The data collected and evaluated from collared elephants is the single best indicator for identifying elephant density hotspots, defining critical habitat and corridors, and illustrating elephant movements to target audiences. Combined data from a sample number of elephant collars spread across the elephant population present an accurate extent of the current elephant range in the GME. To date, this data has been used to deploy rapid response units and help MEP develop maps illustrating the density and movement of elephants. We use these maps internally to inform our area of operation and externally as part of the quantifiable data for the Narok County Spatial Plan. More specifically, plans which incorporate “space” or “areas” of land which are currently used by elephants and wildlife, historically used, and build a case for important space for elephants and wildlife in the future.
"We’re actually trying to prove: are we having a lasting effect? Are elephants coming straight back to this area? What are we going to do in the long term to secure that area?"
CEO Marc Goss
MEP is focused on increasing the amount of demographic data it is collecting on the Mara elephant population. In 2021, the MEP Research Department launched a long-term monitoring (LTM) team that is tasked with gathering individual based sightings and re-identification of elephants across the Mara, and ground-based census of elephants along fixed routes within the conservancies and protected areas. The long-term monitoring of elephant populations is used to collect important information about demographics to help our organization grow our database of known elephant individuals. Information like overall population size, age and sex structure, births, deaths, injury and disease rates help us better understand the elephant population in the Greater Mara Ecosystem (GME). Additionally, monitoring individual elephants over time by re-sighting the same individuals is an important part of behavioral research. It can help us better understand habitat preference and identify crop-raiding elephants by monitoring injuries and look for other signs of conflict. The MEP LTM team is also gathering data that establishes the relative density and distribution of elephants in relation to season, livestock and other factors affecting the spatial distribution of elephants across the ecosystem. Although collar data provides very granular and detailed observation of a small number of individual elephants, regular elephant census will provide a more general overview of what the population is doing as a whole.






"One of the things that we want to try to move towards is human-elephant co-existence. One of our big goals is to come up with strategies for how elephants and people could live together."
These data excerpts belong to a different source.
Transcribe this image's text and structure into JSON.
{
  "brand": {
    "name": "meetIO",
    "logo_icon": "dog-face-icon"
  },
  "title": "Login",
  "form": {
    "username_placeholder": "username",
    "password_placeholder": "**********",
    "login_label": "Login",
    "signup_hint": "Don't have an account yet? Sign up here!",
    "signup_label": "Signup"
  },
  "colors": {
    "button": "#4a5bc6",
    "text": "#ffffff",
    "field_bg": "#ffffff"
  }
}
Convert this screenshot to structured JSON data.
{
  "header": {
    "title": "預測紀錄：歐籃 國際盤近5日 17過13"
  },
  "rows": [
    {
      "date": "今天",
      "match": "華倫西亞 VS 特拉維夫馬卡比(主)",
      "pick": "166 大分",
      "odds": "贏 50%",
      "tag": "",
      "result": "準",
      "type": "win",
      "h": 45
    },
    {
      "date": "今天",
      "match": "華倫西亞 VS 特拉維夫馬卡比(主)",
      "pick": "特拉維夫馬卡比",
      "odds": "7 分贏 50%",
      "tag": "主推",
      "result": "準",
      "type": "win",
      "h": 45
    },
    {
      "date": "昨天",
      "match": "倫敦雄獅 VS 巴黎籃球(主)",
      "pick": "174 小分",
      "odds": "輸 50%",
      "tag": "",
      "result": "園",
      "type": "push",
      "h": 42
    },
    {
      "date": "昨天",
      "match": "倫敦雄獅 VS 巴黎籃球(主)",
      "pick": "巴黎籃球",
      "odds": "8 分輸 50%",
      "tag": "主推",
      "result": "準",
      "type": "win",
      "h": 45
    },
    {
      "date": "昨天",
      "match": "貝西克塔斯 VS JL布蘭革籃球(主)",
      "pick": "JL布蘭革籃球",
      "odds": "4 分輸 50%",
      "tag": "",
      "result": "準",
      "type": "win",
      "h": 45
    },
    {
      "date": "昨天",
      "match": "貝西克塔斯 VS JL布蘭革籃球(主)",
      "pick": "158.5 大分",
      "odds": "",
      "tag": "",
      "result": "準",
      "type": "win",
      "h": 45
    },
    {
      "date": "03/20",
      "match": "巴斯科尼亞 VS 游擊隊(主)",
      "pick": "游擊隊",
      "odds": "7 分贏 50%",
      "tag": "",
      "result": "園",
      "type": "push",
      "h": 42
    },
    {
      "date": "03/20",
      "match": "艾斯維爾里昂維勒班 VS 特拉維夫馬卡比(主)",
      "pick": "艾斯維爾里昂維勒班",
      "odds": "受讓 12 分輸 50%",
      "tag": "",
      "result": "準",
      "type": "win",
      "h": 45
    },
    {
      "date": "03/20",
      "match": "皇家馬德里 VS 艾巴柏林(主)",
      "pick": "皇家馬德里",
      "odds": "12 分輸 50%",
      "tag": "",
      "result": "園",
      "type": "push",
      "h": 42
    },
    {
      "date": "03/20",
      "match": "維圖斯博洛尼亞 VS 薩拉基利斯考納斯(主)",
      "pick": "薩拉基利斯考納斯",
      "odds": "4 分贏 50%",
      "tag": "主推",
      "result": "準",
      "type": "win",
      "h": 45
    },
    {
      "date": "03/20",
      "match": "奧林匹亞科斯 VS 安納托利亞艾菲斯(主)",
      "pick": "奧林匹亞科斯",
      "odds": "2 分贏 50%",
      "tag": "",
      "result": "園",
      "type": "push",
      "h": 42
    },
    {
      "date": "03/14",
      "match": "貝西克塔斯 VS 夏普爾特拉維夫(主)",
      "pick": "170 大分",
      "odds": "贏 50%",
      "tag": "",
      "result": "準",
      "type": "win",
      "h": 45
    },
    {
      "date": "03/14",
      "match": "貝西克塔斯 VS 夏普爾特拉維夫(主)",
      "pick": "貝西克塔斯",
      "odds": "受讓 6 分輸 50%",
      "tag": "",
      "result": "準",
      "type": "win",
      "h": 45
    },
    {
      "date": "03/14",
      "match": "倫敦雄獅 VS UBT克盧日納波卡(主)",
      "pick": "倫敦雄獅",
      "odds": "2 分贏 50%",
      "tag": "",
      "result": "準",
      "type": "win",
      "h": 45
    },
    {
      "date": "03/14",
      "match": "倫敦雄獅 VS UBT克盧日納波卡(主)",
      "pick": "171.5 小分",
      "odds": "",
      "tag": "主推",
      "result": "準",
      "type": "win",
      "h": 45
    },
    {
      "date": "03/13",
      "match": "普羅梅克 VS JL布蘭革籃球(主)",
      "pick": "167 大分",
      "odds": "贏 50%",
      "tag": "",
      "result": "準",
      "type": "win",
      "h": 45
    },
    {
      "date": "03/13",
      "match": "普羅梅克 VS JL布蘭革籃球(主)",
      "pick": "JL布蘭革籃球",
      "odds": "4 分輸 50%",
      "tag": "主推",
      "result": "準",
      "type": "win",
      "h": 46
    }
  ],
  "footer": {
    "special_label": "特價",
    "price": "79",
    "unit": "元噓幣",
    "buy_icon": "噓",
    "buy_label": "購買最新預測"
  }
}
Director of Research and Conservation Dr. Jake Wall
Concomitantly, we are collecting information about the set of factors believed to influence elephant movement, such as vegetation, terrain, water availability and the level of human presence as observed by road and settlement densities, so that we can analyze movement in relation to these covariates. Our study, led by Dr. Jake Wall will help to answer questions about the why, where and when of Mara elephant spatial behavior.
Graeme Purdy Photography
Applied conservation research on elephants, especially when combined with data from other wildlife, will help MEP along with government partners, KWS, Wildlife Research and Training Institute (WRTI), Narok County Government (NCG) and Maasai Mara Wildlife Conservancies Association (MMWCA) to inform future spatial ecosystem plans that protect the Mara’s ecosystem functioning and biodiversity.